此時正值得盛夏,不用擔心房屋漏風保暖問題,只要打好框架,蓋好屋頂,就可入住。
徐澤的計劃很大,但現在人數尚少,不急一時。
眾人按照各自分工,分塊聚集,又根據徐澤的要求,在任務分隊之下組成三人小組。
各隊組正亂哄哄的討論各自的任務時,徐澤搖響了手中的鈴鐺。
第一次鈴聲的效果,當然是慘不忍睹。
待眾人都噤聲站好后,徐澤宣布這次鈴聲的內容——開飯。
“開飯,今日上山定居,加一餐,不算工分,鈴音后第一時間噤聲列隊的人,分肉一碗,飯敞開吃;其余人飯一大勺,肉一塊。各自部屬全都做好的,隊長、小隊長和小組長才能吃到整碗肉。”
褚垠適時領著人抬著大盆熱騰騰的米飯和醬汁肉過來,除了徐澤,所有人都是第一次看到醬汁肉,但哪怕只看一眼那誘人的色澤,聞一絲隨風飄過來的奇香,就知絕對美味。
此時才過午時,列隊等待打飯的過程中,眾人再不敢說話和亂動,但原本適應了一日兩餐的肚子卻不爭氣的咕咕亂叫,合著不時響起的咽口水聲,以及醬汁肉深入靈魂般的美味,成了這些人終生都難以忘懷的記憶。
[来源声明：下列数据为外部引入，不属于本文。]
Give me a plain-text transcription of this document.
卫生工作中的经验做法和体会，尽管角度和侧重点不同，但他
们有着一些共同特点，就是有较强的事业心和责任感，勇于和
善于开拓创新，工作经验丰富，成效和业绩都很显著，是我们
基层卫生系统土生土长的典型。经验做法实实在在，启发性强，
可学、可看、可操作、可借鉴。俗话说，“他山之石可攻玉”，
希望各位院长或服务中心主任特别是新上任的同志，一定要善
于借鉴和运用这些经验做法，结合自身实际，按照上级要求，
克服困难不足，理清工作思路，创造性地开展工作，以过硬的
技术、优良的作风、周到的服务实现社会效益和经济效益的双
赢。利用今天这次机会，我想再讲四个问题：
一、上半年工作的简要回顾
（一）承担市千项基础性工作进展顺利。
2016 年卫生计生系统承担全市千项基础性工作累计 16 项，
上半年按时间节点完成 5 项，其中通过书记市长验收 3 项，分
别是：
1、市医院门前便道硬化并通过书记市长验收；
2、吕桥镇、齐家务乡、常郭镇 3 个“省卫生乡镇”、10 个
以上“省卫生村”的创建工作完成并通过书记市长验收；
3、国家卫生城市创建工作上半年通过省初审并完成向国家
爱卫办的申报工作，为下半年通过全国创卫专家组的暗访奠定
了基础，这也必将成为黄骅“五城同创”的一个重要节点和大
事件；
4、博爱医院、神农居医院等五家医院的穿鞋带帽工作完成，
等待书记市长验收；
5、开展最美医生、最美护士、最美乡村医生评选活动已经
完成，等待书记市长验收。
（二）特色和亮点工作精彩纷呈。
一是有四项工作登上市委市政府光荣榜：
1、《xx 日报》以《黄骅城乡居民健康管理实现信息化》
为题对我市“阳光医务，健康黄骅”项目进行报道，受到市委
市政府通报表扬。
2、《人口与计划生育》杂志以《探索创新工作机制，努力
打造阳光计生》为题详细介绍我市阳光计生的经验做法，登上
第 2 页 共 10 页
共有五人吃到了整碗肉,徐澤觀察到其中竟然有孫有德,而其他人則驚訝于徐澤和所有人一起吃飯,吃的也只是一塊肉,完全沒任何特殊待遇。
飯后,碗筷自有保障隊收集清洗,其余人則由各自隊長帶領“上工”去了。
孫有德等幾個不放心的家伙全部分在營建隊,徐澤原本打算今天就給這些人一個下馬威,不成想根本無人鬧事,特別是孫有德,態度恭順,主動上交個人武器,完成任務也很積極。
晚飯后徐澤問了褚青,才知昨日穆夯子曾單獨接觸過孫有德,徐澤摩挲著臉頰,咧嘴露出一口白牙:“有意思!”